Und die Verfügungen über die Vorlage von Dokumentationen und Arbeitszeitanweisungen? Im ersten Schritt ist gegen Verwaltungsakte zunächst ein interner Behördengang, das sogenannte Widerspruchs- oder Einspruchsverfahren zu durchlaufen. Danach entscheiden aber erneut nicht die Arbeitsgerichte, sondern die Gerichte, die nach den jeweiligen behördlichen Verfahrensordnungen für die Anfechtung von Verwaltungsentscheidungen zuständig sind. Das sind für Verfügungen des Zolls die Finanzgerichte, für jene des Gewerbeaufsichtsamts die Verwaltungsgerichte.

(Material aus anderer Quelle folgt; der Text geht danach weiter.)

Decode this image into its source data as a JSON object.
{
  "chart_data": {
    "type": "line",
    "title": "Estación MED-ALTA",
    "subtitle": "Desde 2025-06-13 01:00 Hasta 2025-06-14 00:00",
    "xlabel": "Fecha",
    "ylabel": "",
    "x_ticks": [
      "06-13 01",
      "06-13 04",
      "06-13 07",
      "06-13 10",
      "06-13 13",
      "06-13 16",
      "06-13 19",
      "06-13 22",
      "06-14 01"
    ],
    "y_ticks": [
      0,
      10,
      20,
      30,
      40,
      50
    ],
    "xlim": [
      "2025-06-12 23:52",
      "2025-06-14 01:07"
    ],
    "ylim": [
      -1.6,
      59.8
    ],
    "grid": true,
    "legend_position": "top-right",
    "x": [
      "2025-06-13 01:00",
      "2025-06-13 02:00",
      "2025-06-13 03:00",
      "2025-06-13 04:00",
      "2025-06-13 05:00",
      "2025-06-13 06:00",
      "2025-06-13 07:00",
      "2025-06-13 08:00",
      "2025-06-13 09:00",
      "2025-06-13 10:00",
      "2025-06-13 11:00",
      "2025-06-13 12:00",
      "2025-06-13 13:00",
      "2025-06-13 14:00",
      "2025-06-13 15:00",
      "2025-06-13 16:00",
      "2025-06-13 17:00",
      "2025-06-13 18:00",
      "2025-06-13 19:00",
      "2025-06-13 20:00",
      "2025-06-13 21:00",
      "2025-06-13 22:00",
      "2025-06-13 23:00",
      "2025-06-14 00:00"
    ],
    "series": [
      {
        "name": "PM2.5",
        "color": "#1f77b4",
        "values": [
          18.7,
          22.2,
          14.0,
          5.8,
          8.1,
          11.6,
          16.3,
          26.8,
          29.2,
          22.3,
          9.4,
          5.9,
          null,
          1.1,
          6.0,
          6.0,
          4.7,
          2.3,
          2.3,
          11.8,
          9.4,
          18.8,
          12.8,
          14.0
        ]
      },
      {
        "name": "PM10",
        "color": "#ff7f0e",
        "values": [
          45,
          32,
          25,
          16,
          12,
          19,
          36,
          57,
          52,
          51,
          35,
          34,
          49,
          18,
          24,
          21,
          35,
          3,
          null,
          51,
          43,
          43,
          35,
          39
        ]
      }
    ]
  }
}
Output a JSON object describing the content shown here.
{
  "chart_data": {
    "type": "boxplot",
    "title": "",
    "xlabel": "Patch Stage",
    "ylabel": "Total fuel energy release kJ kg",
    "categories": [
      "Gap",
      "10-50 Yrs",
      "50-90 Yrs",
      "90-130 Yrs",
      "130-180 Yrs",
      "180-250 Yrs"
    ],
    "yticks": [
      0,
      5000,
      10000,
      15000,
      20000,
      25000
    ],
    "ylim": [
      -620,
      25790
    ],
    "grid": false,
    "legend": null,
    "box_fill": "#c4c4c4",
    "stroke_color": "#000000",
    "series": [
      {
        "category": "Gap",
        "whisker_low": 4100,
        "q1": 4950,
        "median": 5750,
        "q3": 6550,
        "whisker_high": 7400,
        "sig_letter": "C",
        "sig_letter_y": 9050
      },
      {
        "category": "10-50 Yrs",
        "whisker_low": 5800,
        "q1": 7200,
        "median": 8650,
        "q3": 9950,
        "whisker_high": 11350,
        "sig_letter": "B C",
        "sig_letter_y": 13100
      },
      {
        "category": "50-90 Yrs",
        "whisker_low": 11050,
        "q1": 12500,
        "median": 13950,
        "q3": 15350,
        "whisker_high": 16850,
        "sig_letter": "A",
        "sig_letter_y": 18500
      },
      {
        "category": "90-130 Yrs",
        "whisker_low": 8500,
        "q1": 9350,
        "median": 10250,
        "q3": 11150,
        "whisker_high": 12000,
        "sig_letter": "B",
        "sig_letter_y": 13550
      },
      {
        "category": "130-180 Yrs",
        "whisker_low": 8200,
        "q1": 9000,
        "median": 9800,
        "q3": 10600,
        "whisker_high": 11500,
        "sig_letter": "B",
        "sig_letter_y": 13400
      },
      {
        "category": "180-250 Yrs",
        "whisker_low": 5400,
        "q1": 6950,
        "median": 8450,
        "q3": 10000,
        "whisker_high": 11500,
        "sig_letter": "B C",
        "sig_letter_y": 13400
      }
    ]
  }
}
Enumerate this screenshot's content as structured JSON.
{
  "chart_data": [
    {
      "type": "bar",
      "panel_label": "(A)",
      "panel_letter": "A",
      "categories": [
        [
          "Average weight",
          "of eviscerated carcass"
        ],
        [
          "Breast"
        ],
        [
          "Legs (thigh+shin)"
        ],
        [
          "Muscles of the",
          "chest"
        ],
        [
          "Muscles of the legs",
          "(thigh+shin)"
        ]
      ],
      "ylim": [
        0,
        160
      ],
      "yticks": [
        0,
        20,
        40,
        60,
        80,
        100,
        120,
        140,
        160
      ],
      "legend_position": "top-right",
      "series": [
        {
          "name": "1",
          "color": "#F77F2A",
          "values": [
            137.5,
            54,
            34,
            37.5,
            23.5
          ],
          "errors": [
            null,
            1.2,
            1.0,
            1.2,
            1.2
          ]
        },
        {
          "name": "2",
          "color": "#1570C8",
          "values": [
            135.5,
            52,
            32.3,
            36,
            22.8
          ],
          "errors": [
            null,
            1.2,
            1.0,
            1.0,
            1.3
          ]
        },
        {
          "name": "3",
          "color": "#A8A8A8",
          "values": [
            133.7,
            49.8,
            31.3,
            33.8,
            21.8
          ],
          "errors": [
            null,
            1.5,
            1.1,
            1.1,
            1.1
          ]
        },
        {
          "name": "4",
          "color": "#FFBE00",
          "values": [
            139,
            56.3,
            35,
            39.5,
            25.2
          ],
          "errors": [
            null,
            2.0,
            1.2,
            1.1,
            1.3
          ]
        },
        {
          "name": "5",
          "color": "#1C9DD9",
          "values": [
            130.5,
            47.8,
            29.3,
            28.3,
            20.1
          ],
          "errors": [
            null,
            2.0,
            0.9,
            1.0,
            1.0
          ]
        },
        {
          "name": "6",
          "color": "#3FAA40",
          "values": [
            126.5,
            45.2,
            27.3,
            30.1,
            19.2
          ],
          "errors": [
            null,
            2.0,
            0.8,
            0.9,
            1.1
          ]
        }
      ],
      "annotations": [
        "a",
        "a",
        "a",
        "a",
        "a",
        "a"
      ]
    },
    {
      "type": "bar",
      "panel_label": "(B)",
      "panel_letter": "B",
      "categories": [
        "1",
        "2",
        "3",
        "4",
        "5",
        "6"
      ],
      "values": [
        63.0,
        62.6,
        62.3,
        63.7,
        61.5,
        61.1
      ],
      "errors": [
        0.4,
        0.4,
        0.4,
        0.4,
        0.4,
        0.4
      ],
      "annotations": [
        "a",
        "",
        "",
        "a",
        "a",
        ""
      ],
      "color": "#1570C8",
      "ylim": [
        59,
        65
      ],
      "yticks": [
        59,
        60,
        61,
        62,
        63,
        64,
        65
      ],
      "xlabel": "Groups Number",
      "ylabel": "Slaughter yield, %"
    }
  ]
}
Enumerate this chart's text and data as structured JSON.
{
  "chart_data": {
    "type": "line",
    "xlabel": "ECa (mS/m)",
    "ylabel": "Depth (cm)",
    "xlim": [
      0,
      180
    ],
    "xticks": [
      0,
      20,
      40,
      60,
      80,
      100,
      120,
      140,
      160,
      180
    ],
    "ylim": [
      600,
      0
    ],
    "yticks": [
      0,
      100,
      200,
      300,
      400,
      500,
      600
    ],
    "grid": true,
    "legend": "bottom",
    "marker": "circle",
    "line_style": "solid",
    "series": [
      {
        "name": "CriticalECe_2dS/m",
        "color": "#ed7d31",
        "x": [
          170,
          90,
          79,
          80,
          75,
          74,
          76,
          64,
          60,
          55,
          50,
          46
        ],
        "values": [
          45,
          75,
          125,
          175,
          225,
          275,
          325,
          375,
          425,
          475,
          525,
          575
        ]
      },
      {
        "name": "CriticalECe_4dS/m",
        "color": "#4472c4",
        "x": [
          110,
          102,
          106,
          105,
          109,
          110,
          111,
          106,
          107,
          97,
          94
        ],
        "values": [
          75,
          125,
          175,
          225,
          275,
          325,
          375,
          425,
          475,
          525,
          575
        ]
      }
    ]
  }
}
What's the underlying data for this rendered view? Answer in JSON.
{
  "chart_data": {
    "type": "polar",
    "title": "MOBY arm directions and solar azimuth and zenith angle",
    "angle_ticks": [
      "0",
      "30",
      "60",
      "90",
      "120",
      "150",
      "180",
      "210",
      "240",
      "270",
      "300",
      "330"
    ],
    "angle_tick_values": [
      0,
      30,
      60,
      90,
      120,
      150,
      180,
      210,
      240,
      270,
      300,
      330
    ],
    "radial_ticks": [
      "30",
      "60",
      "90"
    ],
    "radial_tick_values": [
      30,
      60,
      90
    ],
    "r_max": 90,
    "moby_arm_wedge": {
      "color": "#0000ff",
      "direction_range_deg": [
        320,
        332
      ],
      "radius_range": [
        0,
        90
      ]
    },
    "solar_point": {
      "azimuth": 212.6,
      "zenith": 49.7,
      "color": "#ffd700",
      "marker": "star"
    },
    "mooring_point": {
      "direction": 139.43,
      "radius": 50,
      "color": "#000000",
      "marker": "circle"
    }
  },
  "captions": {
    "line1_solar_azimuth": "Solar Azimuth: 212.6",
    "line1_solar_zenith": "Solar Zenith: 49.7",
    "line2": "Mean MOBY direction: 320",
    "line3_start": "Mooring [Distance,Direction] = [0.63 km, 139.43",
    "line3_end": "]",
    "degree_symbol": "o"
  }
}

Und die Entscheidung der Sozialversicherung, aufgrund einer bestimmten arbeitsrechtlichen Auslegung einen Phantomlohn zu erheben? Auch hier wird ein Verwaltungsakt angegriffen und auch hier ist zunächst ein Widerspruchsverfahren durchzuführen. Danach entscheiden die Sozialgerichte.
Auch Urteil des Arbeitsgerichts hilft nicht
Auch die Arbeitsgerichte können natürlich über Mindestlohnfragen entscheiden, wenn beispielsweis der Mitarbeiter, für den der Phantomlohn festgesetzt wurde, auf Zahlung des tatsächlichen Lohns klagt. Letztlich ändert dies aber nichts: Selbst bei einem arbeitsgerichtlichen Urteil, welches zum Beispiel die Ansichten des Personalleiters stützt, muss der Zoll nachträglich nicht zwingend zugeben, die falsche arbeitsrechtliche Meinung vertreten zu haben.
Zumal auch die Richter der unterschiedlichen Rechtszüge nicht gebunden sind und abweichende, ja sogar gegensätzliche Meinungen zu einzelnen Fragen zum Mindestlohn haben können.
Autor: Thomas Muschiol ist Rechtsanwalt mit Schwerpunkt im Arbeits- und Sozialversicherungsrecht in Freiburg.